“Los monstruos son el recordatorio de la posibilidad de ser imperfectos” Guillermo del Toro
¿Cómo puede alguien anhelar algo con tanta fuerza y cuando por fin lo consigue, terminar destruyéndolo?
Esa es la primicia que guía Frankenstein de Guillermo del Toro, una lectura íntima así como humana de la novela de Mary Shelley. En su adaptación, el cineasta convierte la historia en un viaje hacia la oscuridad interior, donde cada personaje enfrenta al monstruo que lleva dentro.
En esta adaptación para Netflix, acompañamos a Víctor Frankenstein desde la soberbia que impulsa su ambición científica hasta la caída que lo obliga a mirar de frente las consecuencias de sus actos.
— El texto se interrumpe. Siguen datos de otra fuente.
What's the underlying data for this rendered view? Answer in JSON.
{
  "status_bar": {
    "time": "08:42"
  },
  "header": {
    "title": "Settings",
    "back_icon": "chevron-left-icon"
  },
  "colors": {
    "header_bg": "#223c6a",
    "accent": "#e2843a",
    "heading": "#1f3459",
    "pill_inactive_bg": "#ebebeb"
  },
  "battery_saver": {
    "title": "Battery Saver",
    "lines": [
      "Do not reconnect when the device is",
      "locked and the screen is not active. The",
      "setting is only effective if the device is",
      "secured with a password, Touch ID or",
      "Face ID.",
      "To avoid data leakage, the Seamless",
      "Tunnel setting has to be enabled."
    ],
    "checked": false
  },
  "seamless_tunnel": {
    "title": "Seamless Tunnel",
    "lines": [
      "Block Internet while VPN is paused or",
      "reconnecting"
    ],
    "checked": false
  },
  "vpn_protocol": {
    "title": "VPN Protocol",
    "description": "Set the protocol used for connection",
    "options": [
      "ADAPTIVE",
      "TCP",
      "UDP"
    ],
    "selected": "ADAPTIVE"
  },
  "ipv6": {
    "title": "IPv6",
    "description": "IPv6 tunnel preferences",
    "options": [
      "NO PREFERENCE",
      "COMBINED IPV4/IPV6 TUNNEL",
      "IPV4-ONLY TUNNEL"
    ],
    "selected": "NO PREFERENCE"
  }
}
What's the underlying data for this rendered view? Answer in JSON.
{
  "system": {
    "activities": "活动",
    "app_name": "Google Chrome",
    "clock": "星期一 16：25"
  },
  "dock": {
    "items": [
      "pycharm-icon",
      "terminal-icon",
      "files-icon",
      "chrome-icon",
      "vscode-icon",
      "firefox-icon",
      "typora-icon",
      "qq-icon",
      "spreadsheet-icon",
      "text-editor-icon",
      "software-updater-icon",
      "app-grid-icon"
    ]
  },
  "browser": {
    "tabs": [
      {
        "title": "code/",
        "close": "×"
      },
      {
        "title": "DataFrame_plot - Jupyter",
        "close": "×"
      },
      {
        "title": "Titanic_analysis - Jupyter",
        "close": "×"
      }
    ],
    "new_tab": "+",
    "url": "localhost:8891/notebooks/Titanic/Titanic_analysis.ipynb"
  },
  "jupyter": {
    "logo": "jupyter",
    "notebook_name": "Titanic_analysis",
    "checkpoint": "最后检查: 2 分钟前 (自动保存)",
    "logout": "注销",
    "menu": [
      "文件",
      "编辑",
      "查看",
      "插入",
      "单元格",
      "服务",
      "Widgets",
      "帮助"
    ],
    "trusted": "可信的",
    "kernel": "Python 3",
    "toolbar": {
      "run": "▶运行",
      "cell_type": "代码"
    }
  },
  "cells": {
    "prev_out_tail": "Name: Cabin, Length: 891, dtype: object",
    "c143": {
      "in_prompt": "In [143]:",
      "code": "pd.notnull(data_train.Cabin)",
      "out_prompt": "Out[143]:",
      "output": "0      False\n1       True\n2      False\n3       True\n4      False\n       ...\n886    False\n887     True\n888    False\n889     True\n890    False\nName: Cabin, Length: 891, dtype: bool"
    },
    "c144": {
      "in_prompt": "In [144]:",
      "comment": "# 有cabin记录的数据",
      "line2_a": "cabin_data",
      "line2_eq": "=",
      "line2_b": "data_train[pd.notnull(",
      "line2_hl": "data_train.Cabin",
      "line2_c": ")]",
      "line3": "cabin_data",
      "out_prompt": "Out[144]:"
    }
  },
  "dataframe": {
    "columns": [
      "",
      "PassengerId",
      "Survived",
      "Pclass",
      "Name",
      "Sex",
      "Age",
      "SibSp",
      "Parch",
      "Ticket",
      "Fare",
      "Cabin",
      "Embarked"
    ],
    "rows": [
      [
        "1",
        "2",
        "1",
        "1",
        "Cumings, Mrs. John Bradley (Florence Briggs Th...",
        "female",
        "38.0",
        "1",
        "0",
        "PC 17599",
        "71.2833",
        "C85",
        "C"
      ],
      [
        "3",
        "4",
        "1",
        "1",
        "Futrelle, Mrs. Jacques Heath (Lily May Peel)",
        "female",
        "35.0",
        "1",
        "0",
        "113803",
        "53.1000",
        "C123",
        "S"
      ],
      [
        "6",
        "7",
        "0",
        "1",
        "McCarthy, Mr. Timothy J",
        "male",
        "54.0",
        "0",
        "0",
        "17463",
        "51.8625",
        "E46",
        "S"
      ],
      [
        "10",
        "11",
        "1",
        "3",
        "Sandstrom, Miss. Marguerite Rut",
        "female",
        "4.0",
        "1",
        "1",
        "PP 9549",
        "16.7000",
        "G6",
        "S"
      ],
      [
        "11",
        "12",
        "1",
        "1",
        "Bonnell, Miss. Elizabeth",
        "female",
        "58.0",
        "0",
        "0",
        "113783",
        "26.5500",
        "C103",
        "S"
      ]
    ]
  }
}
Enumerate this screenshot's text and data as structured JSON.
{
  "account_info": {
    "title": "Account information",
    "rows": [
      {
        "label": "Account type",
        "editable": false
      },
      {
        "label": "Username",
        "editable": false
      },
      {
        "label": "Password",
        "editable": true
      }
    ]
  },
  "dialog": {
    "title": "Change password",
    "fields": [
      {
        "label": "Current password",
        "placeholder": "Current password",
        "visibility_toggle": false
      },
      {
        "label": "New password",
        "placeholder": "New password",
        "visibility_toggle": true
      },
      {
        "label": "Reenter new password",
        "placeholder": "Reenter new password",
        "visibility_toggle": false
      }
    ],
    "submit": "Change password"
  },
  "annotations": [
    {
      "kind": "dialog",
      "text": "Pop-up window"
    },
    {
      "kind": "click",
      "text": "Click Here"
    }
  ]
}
Su búsqueda de trascendencia no nace del amor a la vida, sino del orgullo de creerse capaz de dominarla.
Cuando la criatura despierta, Víctor huye, incapaz de reconocerla como suya. Del Toro subraya esta fuga como el primer acto de violencia, la monstruosidad no reside en el cuerpo creado, sino en la incapacidad del creador para sostener lo que trae al mundo.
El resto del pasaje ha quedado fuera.